According to an A.T. Kearney and Cisco study, Malaysia could reap growth in productivity gains of up to US$30bil (RM125bil) for its manufacturing sector over the next decade through Industry 4.0 adoption.
“Malaysia ranks high in the region in terms of Industry 4.0 readiness according to global surveys. However, this is not a sentiment shared by SMEs who are slow to adopt these technologies.
“Among the challenges they face include a lack of understanding of automation benefits and low awareness on government funding to assist with tech adoption. Last year, about RM5bil was set aside by the government to help businesses embrace smart technology including automation and robotics,” he adds.
He notes that cobots are a more cost effective addition to an assembly line compared to traditional industrial robots given the former’s ability to automate a wide range of applications, making automation accessible for businesses of all sizes.According to Kuikka, cobots are the fastest growing segment of industrial automation, and is expected to rise ten-fold to 34% of all industrial robot sales by 2025.
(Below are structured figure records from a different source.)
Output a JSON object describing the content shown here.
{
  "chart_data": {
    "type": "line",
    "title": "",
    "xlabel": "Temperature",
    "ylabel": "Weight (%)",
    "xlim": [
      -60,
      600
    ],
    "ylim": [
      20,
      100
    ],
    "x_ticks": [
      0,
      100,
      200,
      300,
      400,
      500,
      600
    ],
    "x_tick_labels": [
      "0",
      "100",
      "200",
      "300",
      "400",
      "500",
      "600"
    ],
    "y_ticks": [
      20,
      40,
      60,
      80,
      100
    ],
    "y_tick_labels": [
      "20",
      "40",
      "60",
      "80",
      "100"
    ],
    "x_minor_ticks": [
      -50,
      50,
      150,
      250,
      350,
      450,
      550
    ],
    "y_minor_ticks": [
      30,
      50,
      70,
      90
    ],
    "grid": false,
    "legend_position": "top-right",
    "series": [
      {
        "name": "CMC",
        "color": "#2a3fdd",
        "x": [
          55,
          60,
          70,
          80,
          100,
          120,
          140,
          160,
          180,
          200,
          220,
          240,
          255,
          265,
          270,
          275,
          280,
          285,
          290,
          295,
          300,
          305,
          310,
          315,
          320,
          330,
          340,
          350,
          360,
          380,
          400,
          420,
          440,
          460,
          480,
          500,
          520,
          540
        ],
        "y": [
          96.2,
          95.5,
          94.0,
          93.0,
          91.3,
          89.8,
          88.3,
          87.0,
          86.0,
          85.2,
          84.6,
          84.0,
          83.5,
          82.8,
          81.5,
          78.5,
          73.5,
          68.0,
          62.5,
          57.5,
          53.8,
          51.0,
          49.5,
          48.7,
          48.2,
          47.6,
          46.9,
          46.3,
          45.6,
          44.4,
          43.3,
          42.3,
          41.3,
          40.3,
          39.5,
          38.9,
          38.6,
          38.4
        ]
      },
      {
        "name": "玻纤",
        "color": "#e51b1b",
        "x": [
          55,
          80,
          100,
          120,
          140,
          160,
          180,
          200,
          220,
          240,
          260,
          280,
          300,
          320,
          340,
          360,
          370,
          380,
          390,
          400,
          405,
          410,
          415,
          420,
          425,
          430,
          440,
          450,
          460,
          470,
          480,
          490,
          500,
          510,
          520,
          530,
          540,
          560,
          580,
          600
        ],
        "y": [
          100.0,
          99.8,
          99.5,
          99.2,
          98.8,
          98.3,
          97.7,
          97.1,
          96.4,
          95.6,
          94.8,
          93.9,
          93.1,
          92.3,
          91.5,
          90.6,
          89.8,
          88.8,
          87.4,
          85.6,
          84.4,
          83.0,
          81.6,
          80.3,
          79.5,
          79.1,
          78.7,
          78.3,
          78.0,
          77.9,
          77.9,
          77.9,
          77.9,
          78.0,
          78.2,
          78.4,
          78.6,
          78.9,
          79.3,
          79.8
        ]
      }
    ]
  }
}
A research by Bis Research notes that the global collaborative industrial robots market is expected to grow at a CAGR of 63% from US$105.4mil in 2015 to close to US$2bil in 2021
UR currently holds the lion’s share of the cobot market globally at about 50% to 60%. The company has sold 34,000 cobots globally since 2008.
“Our vision is to democratise the industrial robotics market and cobots market so that anybody can automate and we are starting with cobots to make automation accessible to all. This can increase productivity and profitability for a company and improve the wellbeing of the operators.
“We are targeting the SME market because it is more difficult for them to start robotic automation,” he adds.
However, Kuikka notes that in the Asean region, take-up rate for robots in Malaysia lags behind Singapore and Thailand.
In Malaysia, cobots are deployed in an array of industries such as electronics, automotive, semiconductor, furniture and consumer products. They are used across many applications such as machine tending, assembly lines, quality inspection, packaging and dispensing. “The application of cobots can help to expand the manufacturing sector’s contribution to the economy, increase the number of high skilled workers, and strengthen innovation and capacity for SMEs,” he says.